LONDON (Reuters) -Britain’s competition regulator has proposed to accept an offer from supermarket group Morrisons’ new private equity owner, Clayton, Dubilier & Rice (CD&R), to sell 87 petrol stations to address concerns over higher fuel prices, it said on Tuesday.

CD&R completed its 7 billion pound ($8.8 billion) purchase of Morrisons, Britain’s fourth biggest grocer, last October.

However, in March the Competition and Markets Authority (CMA) told CD&R that if it did not address its concerns that the deal could lead to higher fuel prices in 121 local areas across the United Kingdom it would face an in-depth investigation into the deal.

CD&R is the owner of the Motor Fuel Group (MFG), which is the United Kingdom’s largest independent operator of petrol stations, with 921 to Morrisons’ 339.

To address the CMA’s concerns, CD&R offered to divest 87 of MFG’s petrol stations.

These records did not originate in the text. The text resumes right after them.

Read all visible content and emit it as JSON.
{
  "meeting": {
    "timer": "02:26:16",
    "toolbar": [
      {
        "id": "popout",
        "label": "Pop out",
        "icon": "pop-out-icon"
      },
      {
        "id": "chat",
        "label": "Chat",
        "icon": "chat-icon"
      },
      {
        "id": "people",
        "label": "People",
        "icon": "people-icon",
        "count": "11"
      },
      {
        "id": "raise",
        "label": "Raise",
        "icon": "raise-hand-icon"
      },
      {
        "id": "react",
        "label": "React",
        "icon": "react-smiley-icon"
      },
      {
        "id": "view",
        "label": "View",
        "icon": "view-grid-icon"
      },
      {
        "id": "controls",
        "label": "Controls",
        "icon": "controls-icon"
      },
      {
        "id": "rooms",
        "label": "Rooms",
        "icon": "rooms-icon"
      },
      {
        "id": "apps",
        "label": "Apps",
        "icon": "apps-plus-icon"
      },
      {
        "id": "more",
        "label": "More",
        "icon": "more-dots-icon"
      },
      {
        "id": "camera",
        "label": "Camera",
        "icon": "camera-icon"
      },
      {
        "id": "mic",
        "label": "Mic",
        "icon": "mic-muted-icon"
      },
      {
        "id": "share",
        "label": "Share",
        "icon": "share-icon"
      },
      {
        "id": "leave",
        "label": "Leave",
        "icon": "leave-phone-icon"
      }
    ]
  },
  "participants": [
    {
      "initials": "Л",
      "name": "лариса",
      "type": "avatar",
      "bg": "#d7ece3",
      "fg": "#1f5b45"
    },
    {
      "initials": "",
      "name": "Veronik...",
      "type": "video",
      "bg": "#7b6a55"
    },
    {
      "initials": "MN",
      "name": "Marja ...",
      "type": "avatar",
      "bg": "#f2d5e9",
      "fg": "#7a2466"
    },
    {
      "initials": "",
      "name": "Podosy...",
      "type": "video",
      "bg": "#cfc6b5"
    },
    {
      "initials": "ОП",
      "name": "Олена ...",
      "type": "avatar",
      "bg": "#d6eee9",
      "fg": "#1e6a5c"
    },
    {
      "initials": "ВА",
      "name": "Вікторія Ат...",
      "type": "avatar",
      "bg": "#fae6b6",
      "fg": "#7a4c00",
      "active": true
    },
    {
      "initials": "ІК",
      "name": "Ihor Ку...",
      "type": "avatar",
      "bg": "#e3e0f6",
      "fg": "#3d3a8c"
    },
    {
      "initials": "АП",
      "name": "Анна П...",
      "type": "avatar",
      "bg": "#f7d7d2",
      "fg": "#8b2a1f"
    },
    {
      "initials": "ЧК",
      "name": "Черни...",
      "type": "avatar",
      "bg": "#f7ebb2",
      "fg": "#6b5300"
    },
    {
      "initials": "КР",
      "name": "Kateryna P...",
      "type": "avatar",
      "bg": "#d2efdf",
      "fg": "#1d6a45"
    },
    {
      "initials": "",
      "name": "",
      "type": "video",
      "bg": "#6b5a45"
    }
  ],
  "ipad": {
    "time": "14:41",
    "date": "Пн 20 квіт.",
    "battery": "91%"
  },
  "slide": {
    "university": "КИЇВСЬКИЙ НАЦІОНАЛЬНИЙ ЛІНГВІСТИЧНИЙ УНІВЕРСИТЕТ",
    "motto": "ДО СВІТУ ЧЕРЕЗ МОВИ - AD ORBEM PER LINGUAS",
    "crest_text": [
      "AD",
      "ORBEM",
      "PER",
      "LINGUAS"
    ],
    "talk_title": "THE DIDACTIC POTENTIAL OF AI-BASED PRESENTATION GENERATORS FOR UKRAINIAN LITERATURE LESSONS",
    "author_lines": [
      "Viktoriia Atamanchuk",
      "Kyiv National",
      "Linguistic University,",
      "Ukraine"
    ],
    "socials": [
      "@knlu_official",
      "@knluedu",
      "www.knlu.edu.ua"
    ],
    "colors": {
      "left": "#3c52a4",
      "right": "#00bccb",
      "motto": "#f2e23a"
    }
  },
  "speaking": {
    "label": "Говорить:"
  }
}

“The sale of these petrol stations will preserve competition and prevent motorists from losing out due to this deal, which is particularly important when prices have recently hit record highs,” said Colin Raftery, senior director of mergers at the CMA.

If the CMA concludes that the competition issues have been addressed following a consultation on CD&R’s offer, the deal will be cleared.

That will be a relief to CD&R as Morrisons has had to continue operating as a separate business while the CMA conducts its investigations.